Rheumatoid arthritis is an inflammatory disease of the joints that causes severe pain and disability. Eventually there is damage to the cartilage and bone. In Western societies, over 1 percent of the population suffers from arthritis, the elderly are especially vulnerable.
Traditionally, arthritis has been thought to be more likely to occur in people who are depressed or repressed, perfectionist, and unable to express anger. Certainly it is true that people who suffer from arthritis are more likely to feel emotionally distraught, and various clinicians have argued that these feelings, in turn, tend to make things worse.
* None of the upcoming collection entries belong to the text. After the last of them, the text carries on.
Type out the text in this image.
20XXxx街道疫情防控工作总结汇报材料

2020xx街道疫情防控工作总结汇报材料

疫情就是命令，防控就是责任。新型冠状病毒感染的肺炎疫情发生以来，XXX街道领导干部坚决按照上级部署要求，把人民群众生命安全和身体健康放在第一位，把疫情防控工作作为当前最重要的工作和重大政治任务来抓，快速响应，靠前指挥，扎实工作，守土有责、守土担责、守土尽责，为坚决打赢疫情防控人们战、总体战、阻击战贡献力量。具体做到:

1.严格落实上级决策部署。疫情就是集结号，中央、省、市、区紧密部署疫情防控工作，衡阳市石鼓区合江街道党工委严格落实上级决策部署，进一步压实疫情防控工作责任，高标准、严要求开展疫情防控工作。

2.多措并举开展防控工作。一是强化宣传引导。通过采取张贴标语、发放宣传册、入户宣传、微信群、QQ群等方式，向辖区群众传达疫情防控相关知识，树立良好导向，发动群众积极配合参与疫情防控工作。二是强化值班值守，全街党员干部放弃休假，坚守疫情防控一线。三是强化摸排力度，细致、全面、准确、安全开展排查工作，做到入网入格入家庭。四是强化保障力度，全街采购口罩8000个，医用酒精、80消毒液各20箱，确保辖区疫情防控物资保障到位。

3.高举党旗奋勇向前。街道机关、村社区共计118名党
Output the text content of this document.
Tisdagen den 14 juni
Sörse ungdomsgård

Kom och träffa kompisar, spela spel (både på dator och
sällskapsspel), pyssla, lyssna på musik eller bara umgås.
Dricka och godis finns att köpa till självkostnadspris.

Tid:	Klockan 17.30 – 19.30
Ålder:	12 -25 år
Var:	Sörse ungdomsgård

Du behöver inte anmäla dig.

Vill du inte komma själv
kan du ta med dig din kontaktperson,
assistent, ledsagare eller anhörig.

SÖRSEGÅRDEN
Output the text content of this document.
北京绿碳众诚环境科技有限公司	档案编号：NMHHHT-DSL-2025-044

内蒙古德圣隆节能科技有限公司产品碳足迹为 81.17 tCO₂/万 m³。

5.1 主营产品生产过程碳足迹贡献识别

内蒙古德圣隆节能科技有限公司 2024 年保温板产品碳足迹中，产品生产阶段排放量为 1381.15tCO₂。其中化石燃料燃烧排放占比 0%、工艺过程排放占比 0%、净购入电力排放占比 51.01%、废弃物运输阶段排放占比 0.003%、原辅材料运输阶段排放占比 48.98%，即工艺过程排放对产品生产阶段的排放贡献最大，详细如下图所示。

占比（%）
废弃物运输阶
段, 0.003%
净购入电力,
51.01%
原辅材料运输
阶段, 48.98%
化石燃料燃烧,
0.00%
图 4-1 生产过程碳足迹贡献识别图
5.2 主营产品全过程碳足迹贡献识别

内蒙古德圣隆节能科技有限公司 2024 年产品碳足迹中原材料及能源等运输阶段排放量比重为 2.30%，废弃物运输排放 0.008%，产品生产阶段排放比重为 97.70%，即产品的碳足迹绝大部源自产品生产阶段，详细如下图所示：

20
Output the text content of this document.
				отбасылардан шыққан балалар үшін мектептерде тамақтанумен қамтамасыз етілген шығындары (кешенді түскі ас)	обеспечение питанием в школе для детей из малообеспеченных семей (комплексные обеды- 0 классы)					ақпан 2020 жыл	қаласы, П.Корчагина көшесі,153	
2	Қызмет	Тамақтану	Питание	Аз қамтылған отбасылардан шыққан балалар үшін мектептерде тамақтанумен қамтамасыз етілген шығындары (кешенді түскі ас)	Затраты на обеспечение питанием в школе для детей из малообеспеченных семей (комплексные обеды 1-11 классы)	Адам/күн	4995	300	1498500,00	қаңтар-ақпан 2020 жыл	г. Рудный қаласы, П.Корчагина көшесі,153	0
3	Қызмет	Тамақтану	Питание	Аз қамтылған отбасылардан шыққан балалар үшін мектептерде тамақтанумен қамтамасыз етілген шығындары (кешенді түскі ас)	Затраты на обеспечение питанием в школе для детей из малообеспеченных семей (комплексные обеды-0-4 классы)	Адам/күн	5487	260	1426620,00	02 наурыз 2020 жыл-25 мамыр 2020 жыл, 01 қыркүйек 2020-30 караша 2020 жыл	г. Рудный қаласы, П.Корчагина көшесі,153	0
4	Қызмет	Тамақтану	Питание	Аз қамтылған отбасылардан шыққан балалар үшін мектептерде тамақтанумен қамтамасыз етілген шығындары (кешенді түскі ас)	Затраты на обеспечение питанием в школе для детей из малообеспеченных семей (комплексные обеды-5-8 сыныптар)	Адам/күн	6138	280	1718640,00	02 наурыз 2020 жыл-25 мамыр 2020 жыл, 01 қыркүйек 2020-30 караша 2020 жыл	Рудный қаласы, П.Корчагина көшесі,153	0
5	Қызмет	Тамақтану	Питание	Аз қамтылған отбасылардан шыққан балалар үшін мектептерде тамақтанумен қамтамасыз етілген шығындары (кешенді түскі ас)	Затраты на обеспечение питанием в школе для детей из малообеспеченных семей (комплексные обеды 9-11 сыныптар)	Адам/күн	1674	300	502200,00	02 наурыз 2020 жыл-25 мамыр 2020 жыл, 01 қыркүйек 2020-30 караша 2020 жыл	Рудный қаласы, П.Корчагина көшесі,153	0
Many studies have shown that arthritis is associated with depression, anxiety, hostility, and introversion. Many cases show that people don’t like their jobs,but say nothing about it. They feel uncomfortable but hold in anger when confronted. Does this repressed pattern make sense in terms of what we know about the biography of arthritis?
The exact causes of arthritis are not fully understood, but the common types usually involve a problem with the body’s immune system. For some reason, the body goes out of control and attacks some of its cells. Given our current knowledge of the immune system, this physiological reaction seems like it would indeed be encouraged or even instigated in part by the emotional imbalance of repressed hostility or chronic anxiety.
Additional research is starting to fill in the precise physiological pieces of this puzzle. For example, one recent study made an intensive investigation of thirty-three women with rheumatoid arthritis. The researchers measured major challenges, minor daily hassles, and psychological distress among these women, then assessed the status of their immune systems through blood tests.
Sure enough, this study found direct effects of stress on immune system functioning in these arthritis patients.